When Francis Ford Coppola famously said in 1979 that his film Apocalypse Now “is not about Vietnam-it is Vietnam,” it revealed a hopeless lack of perspective on the part of the director. While the production of the movie was notoriously chaotic, neither the filming nor the final product came close to capturing what America’s first lost war was all about.

No film truly can, of course, but the 1974 documentary Hearts and Minds is more gut-wrenching and truthful than any of the Hollywood films about the conflict. It is being screened by director Peter Davis at the Museum of Fine Arts on March 6, followed by a question-and-answer segment.

In the discussion over the best ‘Nam films, Hearts and Minds tends to get overshadowed by the more popular and critically-acclaimed narrative fare that was released in the late 1970s, including Coming Home, The Deer Hunter and Coppola’s epic. But while those films were criticized for their excess and inaccuracy, as in The Deer Hunter’s historically undocumented Russian roulette prisoner-of-war scenes, Hearts and Minds uses only real footage and interviews, to greater effect.

It can’t be said that it is an unbiased depiction. Without a doubt, the war is presented as an absurdly brutal act of American imperialism and hubris. But the footage assembled is so damning and powerful that the film makes the case tragically well.

Scenes of jingoistic and sometimes racist U.S. troops are juxtaposed against clips of destroyed Vietnamese villages and farms.
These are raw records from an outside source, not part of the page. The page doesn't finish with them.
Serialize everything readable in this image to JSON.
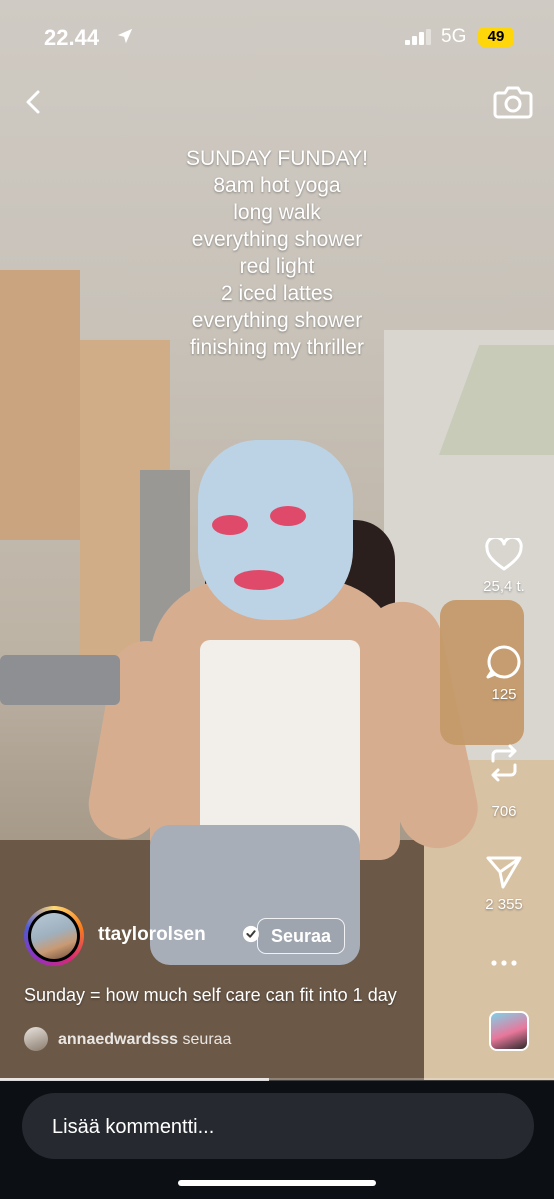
{
  "status_bar": {
    "time": "22.44",
    "network": "5G",
    "battery": "49"
  },
  "overlay_lines": [
    "SUNDAY FUNDAY!",
    "8am hot yoga",
    "long walk",
    "everything shower",
    "red light",
    "2 iced lattes",
    "everything shower",
    "finishing my thriller"
  ],
  "actions": {
    "likes": "25,4 t.",
    "comments": "125",
    "reposts": "706",
    "shares": "2 355"
  },
  "author": {
    "username": "ttaylorolsen",
    "follow_label": "Seuraa"
  },
  "caption": "Sunday = how much self care can fit into 1 day",
  "follower": {
    "name": "annaedwardsss",
    "action": "seuraa"
  },
  "comment": {
    "placeholder": "Lisää kommentti..."
  },
  "playback": {
    "progress": 0.485
  },
  "icons": [
    "location-arrow-icon",
    "signal-icon",
    "back-icon",
    "camera-icon",
    "heart-icon",
    "comment-icon",
    "repost-icon",
    "share-icon",
    "more-icon",
    "verified-icon"
  ]
}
In another moment, a Navy lieutenant speaks to a group of young schoolchildren and tells them, “The people [of Vietnam] are very backward and very primitive and they just make a mess out of everything.”

It is, however, the American mindset that is shown to be ignorant, with the film suggesting that paranoid fears about communism got the US into the war, while a lack of understanding and caring about the Vietnamese justified the continued violence.

With films about the ongoing Iraq fiasco failing in all respects, filmgoers should instead check out this brilliant documentary about a war that the United States sadly didn’t learn their lessons from.